Per uscire dalla crisi una strada da battere è quella della produzione di metano sintetico naturale non inquinante. Zootecnica in difficoltà in Sicilia, le norme europee agevolano di più le imprese del nord
PALERMO – È stato un anno duro per il settore agroalimentare siciliano, soprattutto per la zootecnia. Si tratta di un comparto di cui si parla poco, se non per le punte di eccellenza, ma che, sostiene Eleonora Lo Curto, capogruppo Udc all’assemblea regionale siciliana, “è il settore martoriato dalle stringenti norme europee che sono calibrate a misura delle grandi aziende della ‘Padania’, che soffocano la nostra produzione autoctona, poiché la Sicilia è una terra in cui gli allevamenti sono allo stato brado. Se non siamo consapevoli che gli allevamenti di tipo intensivo utilizzano cibi per gli animali che sono estrogenati e ricchi di antibiotici, non abbiamo capito che questo è il vero male per la nostra salute”.
Gli allevatori sono allo stremo, penalizzati da una politica europea che mette in primo piano le grandi aziende, togliendo alle piccole realtà, più vicine alla natura e alla tradizionale idea di allevamento del bestiame la possibilità di lavorare con profitto, rilasciando sul mercato prodotti di ottima qualità. “Dobbiamo recuperare la nostra identità e farci valere davanti all’Ue – ha detto la Lo Curto -. La politica agricola regionale sia improntata, nel prossimo futuro, a sostenere l’utilizzazione di carburante pulito non inquinante”.
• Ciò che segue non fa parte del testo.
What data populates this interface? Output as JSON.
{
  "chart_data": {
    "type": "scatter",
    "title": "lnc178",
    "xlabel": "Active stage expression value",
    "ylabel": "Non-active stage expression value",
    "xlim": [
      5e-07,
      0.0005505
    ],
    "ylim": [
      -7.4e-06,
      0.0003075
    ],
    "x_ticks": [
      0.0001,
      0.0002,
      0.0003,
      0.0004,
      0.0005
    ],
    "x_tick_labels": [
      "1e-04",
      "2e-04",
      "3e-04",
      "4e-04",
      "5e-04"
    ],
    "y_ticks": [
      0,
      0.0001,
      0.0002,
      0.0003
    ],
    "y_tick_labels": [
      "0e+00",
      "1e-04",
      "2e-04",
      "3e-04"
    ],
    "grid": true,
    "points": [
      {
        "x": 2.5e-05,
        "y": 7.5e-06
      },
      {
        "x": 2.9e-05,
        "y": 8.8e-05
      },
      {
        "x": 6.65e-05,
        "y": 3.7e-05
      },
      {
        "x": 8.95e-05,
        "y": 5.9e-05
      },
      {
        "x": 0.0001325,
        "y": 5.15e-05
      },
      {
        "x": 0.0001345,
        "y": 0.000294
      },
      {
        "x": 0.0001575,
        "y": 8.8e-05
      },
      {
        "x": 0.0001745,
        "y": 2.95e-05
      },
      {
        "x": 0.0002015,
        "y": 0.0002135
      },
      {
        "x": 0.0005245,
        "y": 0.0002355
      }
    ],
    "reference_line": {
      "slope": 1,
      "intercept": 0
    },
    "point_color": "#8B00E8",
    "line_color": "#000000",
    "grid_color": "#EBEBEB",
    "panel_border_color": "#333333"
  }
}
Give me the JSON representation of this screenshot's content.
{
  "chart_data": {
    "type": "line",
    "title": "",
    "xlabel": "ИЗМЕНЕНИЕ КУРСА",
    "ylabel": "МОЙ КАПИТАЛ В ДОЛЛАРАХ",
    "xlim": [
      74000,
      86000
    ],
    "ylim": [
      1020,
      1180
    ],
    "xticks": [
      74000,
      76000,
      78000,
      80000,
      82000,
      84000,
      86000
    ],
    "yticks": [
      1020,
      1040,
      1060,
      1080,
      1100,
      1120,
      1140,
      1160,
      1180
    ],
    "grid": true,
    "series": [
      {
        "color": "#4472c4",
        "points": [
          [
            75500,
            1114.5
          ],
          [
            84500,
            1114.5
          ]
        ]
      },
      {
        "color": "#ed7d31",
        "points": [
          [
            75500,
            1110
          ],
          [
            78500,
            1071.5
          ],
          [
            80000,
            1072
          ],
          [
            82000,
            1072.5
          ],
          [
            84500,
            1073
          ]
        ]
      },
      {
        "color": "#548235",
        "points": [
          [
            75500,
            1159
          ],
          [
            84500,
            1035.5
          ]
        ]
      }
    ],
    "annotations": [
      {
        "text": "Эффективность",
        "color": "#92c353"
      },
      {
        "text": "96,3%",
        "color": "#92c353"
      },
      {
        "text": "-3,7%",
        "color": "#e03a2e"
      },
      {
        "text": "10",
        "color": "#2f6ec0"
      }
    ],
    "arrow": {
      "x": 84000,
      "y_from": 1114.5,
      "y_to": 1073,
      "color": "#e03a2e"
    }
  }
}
Una proposta che si muove nella direzione della eco sostenibilità e del visione verso il futuro riguarda l’utilizzo in Sicilia dei fondi del Recovery plan per progetti che muovono dalla captazione di Co2 e dalla fermentazione del vino per produrre metano sintetico naturale non inquinante. “La Sicilia ha diritto all’autonomia energetica e a cambiare passo – ha concluso Lo Curto -. Quando parliamo di vino, e sappiamo ad esempio che Trapani è la provincia più vitata d’Europa, possiamo dimostrare al mondo con le etichette delle nostre aziende che la Sicilia, dotandosi di un sistema di produzione di carburante pulito, si rende protagonista di una storia diversa, votata alla salute, alla tutela dell’ambiente, della natura, del suolo del sottosuolo e anche delle sue produzioni. Abbiamo davanti sfide importanti che dobbiamo vincere”.
L’ultimo anno di pandemia ha reso le condizioni già difficili per l’agricoltura siciliana ulteriormente gravi. Le imprese del settore agroalimentare stanno conoscendo una crisi profonda. Una direzione può venire dal parlamento e dal governo regionali, che devono sfruttare al meglio il nuovo Psr.
Recentemente, l’esecutivo siciliano, con l’ex assessore Edy Bandiera, è riuscito ad ottenere dalla Commissione Europea l’anticipo di due annualità sul periodo 2021-2027 per circa 600 milioni di euro. Da questi fondi sono venuti gli 80 milioni di euro stanziati alle aziende agricole trapanesi tagliate fuori dalla misura 10.1. B sulla riduzione dei fitofarmaci. La gestione dei finanziamenti del Psr è stata al centro proprio poco settimane fa di un seminario “gli strumenti politico-economici per affrontare le sfide dell’agricoltura nell’era Covid”, a cui hanno partecipato il neo assessore regionale dell’agricoltura, dello sviluppo rurale e della pesca mediterranea, Toni Scilla, che si è confrontato con la Cia-Agricoltori Italiani della Sicilia orientale. Al suo fianco il direttore del dipartimento regionale all’agricoltura, Dario Cartabellotta.
Un incontro necessario, in vista dell’arrivo dei nuovi fondi europei per l’agricoltura, in tutto 330 milioni all’anno per il 2021 e per il 2022, come risultato dell’estensione dell’ambito temporale del Psr Sicilia al 2022 con obiettivi e le nuove risorse decisi di concerto con l’Ue.